Now, I don’t fully understand the science here, and I’m not sure the show does either, or at least it’s not in any hurry to explain it. But here’s what we know about A.L.E.X. — and first, let’s acknowledge that A.L.E.X. is not Henry Miller’s dying wife, Alex, despite the show’s brief attempt to convince us she was the whole mystery. She died of Huntington’s disease, euthanized by her husband right before Billy Pace put a bullet in him. She was never the project. She was the inspiration for it. Henry built A.L.E.X. — named for her — and whatever it does, it does something to time. The show keeps gesturing at quantum physics and then running away. But here’s the thing: Sinatra killed people to get her hands on this technology. She has been secretly siphoning power from the bunker to run it for years. You don’t do any of that for a machine that just lets you peek into a parallel universe. You do it to bring your dead kid back.
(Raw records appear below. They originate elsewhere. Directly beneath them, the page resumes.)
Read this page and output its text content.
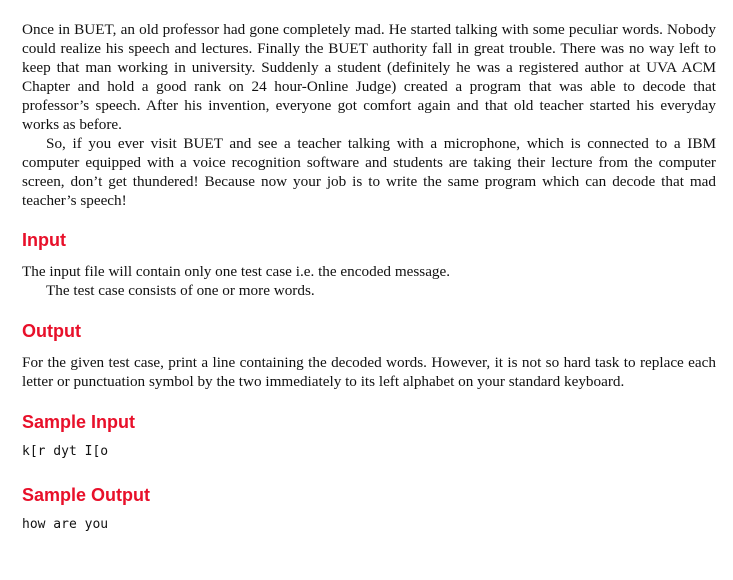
Once in BUET, an old professor had gone completely mad. He started talking with some peculiar words. Nobody could realize his speech and lectures. Finally the BUET authority fall in great trouble. There was no way left to keep that man working in university. Suddenly a student (definitely he was a registered author at UVA ACM Chapter and hold a good rank on 24 hour-Online Judge) created a program that was able to decode that professor’s speech. After his invention, everyone got comfort again and that old teacher started his everyday works as before.

So, if you ever visit BUET and see a teacher talking with a microphone, which is connected to a IBM computer equipped with a voice recognition software and students are taking their lecture from the computer screen, don’t get thundered! Because now your job is to write the same program which can decode that mad teacher’s speech!

Input

The input file will contain only one test case i.e. the encoded message.

The test case consists of one or more words.

Output

For the given test case, print a line containing the decoded words. However, it is not so hard task to replace each letter or punctuation symbol by the two immediately to its left alphabet on your standard keyboard.

Sample Input

k[r dyt I[o

Sample Output

how are you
So here’s my theory. Dylan Redmond died as a child. Samantha, eventually in possession of Henry’s technology, uses A.L.E.X. to send Dylan — her Dylan, the actual one — back in time, to before his death, into a point in the past where he grows up without her, eventually stumbles into Henry Miller’s orbit, becomes Henry’s star pupil, and spends his whole adult life not knowing who he really is or where he really came from. That’s why he doesn’t recognize Sinatra. That’s why he has no memory of growing up with her. He was sent back before any of that could happen (interestingly, something very similar happened in La Brea, but it was La Brea, so it was done poorly).
This also explains the age thing. Henry said Link had been his business partner for roughly ten years. Link, meanwhile, told Annie in the first episode that he thinks he’s about 25 — he’s genuinely not sure, because “time is hard to track.” If Link were just an alternate-universe Dylan who crossed over recently, how does he have a decade-long professional history with Henry? The math doesn’t math. But if Dylan was sent back as a young teenager — thirteen, fourteen — the ten-year partnership with Henry makes complete sense. He just doesn’t fully remember where he came from, because he was a kid when it happened.
And then there’s Jane detail: In 1997, someone sent a message to a City Circuit employee warning that “a killer will be born on June 6 at 12:01 a.m. She can be stopped when it matters, if you deliver a message to her.” This was sent before Jane was born. Whoever sent it knew the exact minute she would arrive. You cannot explain that with a machine that bounces you between parallel universes. A parallel universe machine doesn’t give you foreknowledge of events in this universe. The only explanation for someone knowing the precise moment of Jane’s birth in 1997 is that they sent that message from the future. Which means A.L.E.X. has already been used for time travel.
Which brings me back to the nosebleeds, which are — we all assume — the machine’s fingerprints. The physical symptom of a body that knows something is wrong with where it is in time. Henry handed Billy Pace a tissue before Billy shot him, because Henry knew — somehow — that Billy would get a nosebleed afterward. He knew because he built the thing and understood what it does to people. Xavier got one flying through a storm (why? I don’t know). Link has been getting them since before we met him, spiking whenever A.L.E.X. comes up. Even Samantha got one the moment she realized who Link was.
Samantha said “it worked.” Not “this is extraordinary” or “oh my God, could that really be him?” It worked. Past tense. The confirmation of a plan. She did not stumble onto this. She has been waiting for it.
The cruelest part, of course, is what it means for Link. He came to the bunker to destroy A.L.E.X. He believes — probably correctly — that it’s dangerous, that Sinatra will use it to do something monstrous in the name of saving everyone. He has no idea he’s the proof of concept. He has no idea that the machine he wants to destroy is the machine that made his existence possible. He has no idea that the villain of his story is his mother, and that she built the weapon he’s fighting specifically to bring him back from the dead.
And this is why, again, Dan Fogelman is an asshole.